LiLy_Ann - 14 Listopada 2005, 08:58
Dunadan napisał/a | Ale jaja siedzę sobie ze współlokatorem w pokoju ( mamy dwa kompy ) i nagle on pociąga o nosem i krzyczy... o kur...de! ja też pociągam i czuje swąd... wbiegamy do kuchni z tam biało od dymu i na kuchence płumienie ognia...frytki się zajęły, hehehe... aż sąsiedzi z gór zeszli... ehhh |
Ojjjj to przypadkiem nie Ty spaliles kuchnie w tekach na grunwaldzie we Wroclawiu?;]~~ Koles robil frytki, tylko zagadal sie z mama przez telefon. Fajnie to wszystko wygladalo. Spalone firanki, wielka plama na scianie i odor jakich w zyciu nie doswiadczylam. Nawet mierzwa sredniowieczna tak nie cuchnie.
mawete - 14 Listopada 2005, 09:15
Jak piliśmy na Andrzejkach rok temu to stół się spalił...

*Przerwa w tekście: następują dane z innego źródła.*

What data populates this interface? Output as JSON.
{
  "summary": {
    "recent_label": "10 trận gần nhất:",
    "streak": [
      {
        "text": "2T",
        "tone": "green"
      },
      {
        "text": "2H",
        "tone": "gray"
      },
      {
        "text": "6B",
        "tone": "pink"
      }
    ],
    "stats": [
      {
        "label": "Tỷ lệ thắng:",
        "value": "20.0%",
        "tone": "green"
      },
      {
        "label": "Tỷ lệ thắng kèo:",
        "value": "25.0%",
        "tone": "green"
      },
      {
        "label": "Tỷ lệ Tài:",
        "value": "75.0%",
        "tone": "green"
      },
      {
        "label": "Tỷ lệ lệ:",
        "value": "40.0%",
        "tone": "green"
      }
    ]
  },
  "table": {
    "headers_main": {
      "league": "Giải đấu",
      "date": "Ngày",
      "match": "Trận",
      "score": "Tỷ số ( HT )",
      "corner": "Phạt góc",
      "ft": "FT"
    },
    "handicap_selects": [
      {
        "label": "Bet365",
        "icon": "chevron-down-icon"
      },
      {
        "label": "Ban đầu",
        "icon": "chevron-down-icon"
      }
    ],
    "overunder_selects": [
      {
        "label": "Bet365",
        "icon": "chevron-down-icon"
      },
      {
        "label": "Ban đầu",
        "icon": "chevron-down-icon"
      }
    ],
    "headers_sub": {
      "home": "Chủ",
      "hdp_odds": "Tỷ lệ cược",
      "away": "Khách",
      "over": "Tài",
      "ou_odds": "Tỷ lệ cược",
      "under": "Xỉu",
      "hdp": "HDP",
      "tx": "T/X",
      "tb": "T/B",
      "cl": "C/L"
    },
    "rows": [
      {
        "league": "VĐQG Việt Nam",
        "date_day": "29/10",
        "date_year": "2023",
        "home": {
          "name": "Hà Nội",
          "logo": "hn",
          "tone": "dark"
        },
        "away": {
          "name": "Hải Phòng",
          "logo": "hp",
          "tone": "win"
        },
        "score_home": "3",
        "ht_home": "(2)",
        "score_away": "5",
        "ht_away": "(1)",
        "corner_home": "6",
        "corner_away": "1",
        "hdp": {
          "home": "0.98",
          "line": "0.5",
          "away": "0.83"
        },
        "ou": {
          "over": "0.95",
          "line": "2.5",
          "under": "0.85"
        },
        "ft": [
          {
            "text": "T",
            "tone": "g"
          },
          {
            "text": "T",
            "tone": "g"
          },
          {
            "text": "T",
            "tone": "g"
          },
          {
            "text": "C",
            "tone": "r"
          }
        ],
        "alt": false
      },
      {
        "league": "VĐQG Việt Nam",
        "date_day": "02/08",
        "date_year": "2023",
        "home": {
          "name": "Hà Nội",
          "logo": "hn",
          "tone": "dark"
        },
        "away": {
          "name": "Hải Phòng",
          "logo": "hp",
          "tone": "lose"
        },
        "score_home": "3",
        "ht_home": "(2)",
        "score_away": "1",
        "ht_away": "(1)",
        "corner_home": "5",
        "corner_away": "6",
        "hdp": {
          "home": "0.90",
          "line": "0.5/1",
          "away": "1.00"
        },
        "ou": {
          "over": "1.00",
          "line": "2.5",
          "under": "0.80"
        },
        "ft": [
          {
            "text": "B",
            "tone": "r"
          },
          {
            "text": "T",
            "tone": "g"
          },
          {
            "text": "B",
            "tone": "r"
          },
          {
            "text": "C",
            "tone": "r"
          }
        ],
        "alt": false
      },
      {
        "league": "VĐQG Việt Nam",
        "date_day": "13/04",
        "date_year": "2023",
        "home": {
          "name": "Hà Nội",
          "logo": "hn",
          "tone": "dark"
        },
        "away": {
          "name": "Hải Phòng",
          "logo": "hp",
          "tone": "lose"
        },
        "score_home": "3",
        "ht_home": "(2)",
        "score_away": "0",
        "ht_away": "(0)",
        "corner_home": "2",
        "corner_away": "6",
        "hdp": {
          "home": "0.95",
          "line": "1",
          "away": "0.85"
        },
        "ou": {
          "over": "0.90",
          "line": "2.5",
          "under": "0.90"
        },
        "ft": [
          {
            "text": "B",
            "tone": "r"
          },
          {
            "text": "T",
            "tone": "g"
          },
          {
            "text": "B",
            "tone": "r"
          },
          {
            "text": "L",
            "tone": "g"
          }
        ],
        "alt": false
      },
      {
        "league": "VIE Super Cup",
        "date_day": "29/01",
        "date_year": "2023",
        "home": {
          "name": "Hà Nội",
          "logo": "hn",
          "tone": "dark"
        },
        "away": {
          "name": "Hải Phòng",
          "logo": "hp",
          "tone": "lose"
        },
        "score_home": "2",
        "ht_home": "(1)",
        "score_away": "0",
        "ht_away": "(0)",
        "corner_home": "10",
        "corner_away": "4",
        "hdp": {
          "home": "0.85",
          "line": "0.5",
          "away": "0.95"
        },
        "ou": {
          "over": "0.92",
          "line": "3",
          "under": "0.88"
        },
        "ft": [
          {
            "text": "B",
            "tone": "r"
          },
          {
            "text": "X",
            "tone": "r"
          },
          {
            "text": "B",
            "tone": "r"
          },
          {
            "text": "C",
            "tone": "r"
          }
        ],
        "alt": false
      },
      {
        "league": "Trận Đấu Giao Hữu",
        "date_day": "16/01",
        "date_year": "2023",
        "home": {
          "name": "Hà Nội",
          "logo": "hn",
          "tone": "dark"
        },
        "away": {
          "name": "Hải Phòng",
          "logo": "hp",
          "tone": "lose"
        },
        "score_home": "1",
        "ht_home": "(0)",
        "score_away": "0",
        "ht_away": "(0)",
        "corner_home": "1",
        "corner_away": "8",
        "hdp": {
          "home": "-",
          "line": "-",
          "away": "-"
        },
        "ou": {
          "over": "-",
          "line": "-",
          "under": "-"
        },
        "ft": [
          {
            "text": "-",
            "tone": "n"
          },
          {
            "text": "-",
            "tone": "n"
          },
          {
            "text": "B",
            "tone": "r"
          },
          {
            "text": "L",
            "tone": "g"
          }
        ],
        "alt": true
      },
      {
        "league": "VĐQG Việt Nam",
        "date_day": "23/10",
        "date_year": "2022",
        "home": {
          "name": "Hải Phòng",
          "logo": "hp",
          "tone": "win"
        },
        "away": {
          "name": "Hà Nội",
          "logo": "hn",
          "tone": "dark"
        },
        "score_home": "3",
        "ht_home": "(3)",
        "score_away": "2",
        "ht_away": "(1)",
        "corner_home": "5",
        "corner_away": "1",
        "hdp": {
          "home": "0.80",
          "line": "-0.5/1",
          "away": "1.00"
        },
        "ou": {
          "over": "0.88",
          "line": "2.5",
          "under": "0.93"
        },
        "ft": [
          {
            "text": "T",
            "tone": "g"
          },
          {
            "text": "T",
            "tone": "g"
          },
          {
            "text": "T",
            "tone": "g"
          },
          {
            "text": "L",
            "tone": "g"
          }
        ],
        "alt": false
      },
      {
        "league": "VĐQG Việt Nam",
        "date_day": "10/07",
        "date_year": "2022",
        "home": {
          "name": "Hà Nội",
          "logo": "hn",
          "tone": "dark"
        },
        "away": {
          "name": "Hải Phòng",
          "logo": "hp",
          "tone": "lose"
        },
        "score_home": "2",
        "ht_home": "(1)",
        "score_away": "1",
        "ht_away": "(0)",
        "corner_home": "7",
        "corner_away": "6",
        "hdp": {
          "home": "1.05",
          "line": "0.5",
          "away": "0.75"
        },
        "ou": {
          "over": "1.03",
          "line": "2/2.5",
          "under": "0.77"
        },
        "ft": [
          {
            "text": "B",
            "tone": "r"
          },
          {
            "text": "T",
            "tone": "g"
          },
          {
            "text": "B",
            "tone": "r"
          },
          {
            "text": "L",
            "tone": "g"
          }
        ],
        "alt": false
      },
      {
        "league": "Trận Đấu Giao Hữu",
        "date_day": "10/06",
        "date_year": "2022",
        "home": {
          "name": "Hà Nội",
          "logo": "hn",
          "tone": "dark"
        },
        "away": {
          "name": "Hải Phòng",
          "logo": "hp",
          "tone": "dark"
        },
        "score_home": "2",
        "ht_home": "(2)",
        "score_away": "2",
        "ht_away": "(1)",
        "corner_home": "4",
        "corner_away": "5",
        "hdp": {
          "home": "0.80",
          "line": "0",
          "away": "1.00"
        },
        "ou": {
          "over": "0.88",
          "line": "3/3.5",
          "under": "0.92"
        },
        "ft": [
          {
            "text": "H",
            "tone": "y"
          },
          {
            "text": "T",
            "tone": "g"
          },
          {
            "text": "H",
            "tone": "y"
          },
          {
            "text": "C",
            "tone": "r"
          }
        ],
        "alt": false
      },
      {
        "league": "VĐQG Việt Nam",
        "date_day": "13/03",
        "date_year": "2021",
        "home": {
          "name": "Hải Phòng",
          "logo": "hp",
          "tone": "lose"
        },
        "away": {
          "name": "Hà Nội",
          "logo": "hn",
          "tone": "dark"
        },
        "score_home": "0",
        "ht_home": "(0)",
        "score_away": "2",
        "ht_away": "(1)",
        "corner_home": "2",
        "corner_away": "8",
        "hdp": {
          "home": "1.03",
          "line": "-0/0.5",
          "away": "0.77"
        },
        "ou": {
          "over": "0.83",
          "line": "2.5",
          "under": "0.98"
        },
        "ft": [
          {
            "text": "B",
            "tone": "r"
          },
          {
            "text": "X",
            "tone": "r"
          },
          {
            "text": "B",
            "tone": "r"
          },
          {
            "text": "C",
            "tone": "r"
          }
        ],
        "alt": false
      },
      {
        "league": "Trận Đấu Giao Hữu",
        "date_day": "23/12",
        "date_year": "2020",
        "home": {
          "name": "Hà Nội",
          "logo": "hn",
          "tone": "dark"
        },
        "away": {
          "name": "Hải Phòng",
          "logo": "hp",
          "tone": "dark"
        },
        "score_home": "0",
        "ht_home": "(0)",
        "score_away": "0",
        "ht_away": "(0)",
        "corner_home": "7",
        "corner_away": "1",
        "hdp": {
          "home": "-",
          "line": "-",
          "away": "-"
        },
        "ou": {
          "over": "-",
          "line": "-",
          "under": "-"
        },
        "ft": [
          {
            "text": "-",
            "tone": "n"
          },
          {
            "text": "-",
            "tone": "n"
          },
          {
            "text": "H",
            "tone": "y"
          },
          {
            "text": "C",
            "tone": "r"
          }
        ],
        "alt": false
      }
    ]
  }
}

Nivak - 14 Listopada 2005, 09:20
Się sam spalił? Samozapłon, tak?
mawete - 14 Listopada 2005, 09:23
Nie... świeczki się na nim paliły... bo wcześniej żarówki się nam potłukły....
Pako - 14 Listopada 2005, 12:44
Ciekawe andrzejki opowiedz o nich coś więcej
mawete - 14 Listopada 2005, 13:26
Pako: była lampa z 4ma żarówkami... w pewnym momencie każdy miał pustą połówkę w garści i musiał trafic w jedną żarówkę za trafienie większej ilosci był faul i leciał po płyny dla wszystkich.... za nie trafienie tak samo... kobiety jako płec piękna nie brały udziału...
Pako - 14 Listopada 2005, 13:50
I jak doszło do zapłonu stolika/stołu? Świeczki postawiliście i patrzyliście, jak sie stół pali? Spalił się cały?